ROANOKE TIMES

                         Roanoke Times
                 Copyright (c) 1995, Landmark Communications, Inc.

DATE: THURSDAY, March 12, 1992                   TAG: 9203120256
SECTION: EXTRA                    PAGE: E-3   EDITION: METRO 
SOURCE: By JOE TENNIS CORRESPONDENT
DATELINE:                                 LENGTH: Medium


METALLICA TREATS ADORING AUDIENCE TO ITS SONIC TONIC/

Speed-metal giants Metallica ripped through an earsplitting song list of hammering thunder Wednesday night at the Roanoke Civic Center.

And the crowd loved it.

The fists of long-haired teen-age boys - and girls - rose in unison through the smoke-choked air as vocalist James Hetfield and his band blasted through scowling, howling, hearing-impairing renditions of hits like the crunching "Enter Sandman" and the thunderous "Creeping Death."

The band's scream-along music is the heaviest of metal, a hard-charging blast of full-bodied noise anchored by the foul-mouthed Hetfield, whose gasoline-soaked voice crunches like toast.

The band's gut-twisting guitars grind like heavy machinery while the surging rhythm section leaves listeners vibrating.

The band is known for such breakthrough LP's as 1983's "Kill 'Em All," 1984's "Ride the Lightning," 1986's "Master of Puppets" and 1988's " . . . And Justice for All."

On the road since October, the band is busy supporting its new self-titled LP, which recently won the 1992 Grammy for Best Metal Performance on the strength of tracks like "Enter Sandman" and the power ballad "The Unforgiven."

If Grand Funk Railroad was the ultimate wall of deafening sound for the '70s, Metallica surely wears the same pair of shoes for the '90s.

Yeah, the songs ain't pretty - and probably won't end up on Muzak. But Metallica's pounding doses of sonic tonic does fill you up.

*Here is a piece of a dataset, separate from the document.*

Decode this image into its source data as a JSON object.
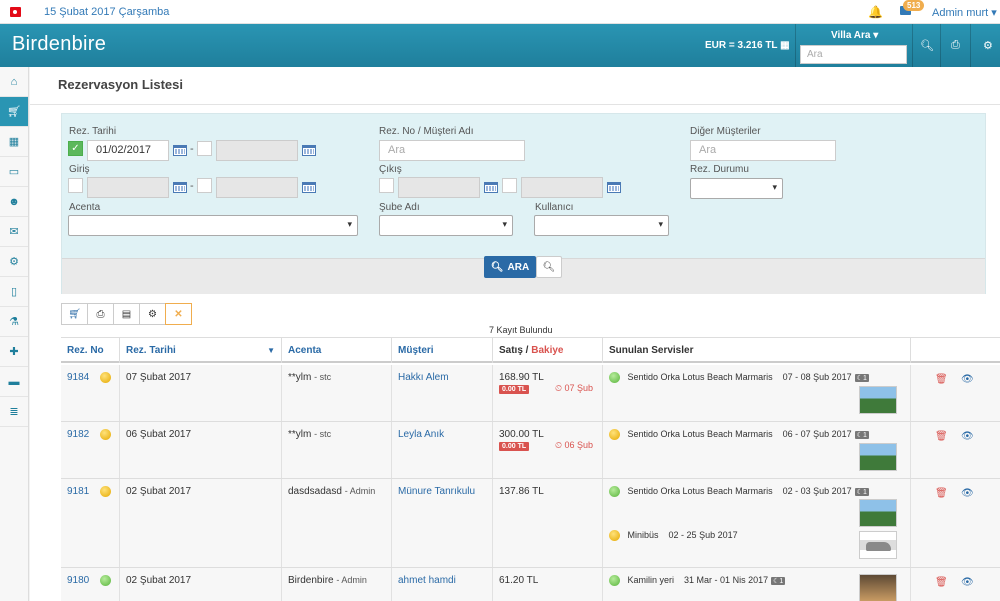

Lighters filled the concert air like candles at a Catholic Mass. One dude occasionally fired-up a blowtorch.

And a steady stream of other crazies let the head-banging crowd pass their bodies overhead as if they were floating on a sea of outstretched arms.

Perhaps the highlight of the show came during halftime, when Hetfield and drummer Lars Ulrich, who mooned the crowd according to some in the audience, staged a crowd-wooing musical duel on separate drum kits.

Soon after, guitarist Kirk Hammett arrived on the scene, entering the musical frolics with riffs of Led Zeppelin, Deep Purple and Black Sabbath numbers - plus a guitar solo - to the 8,561-person crowd's delight.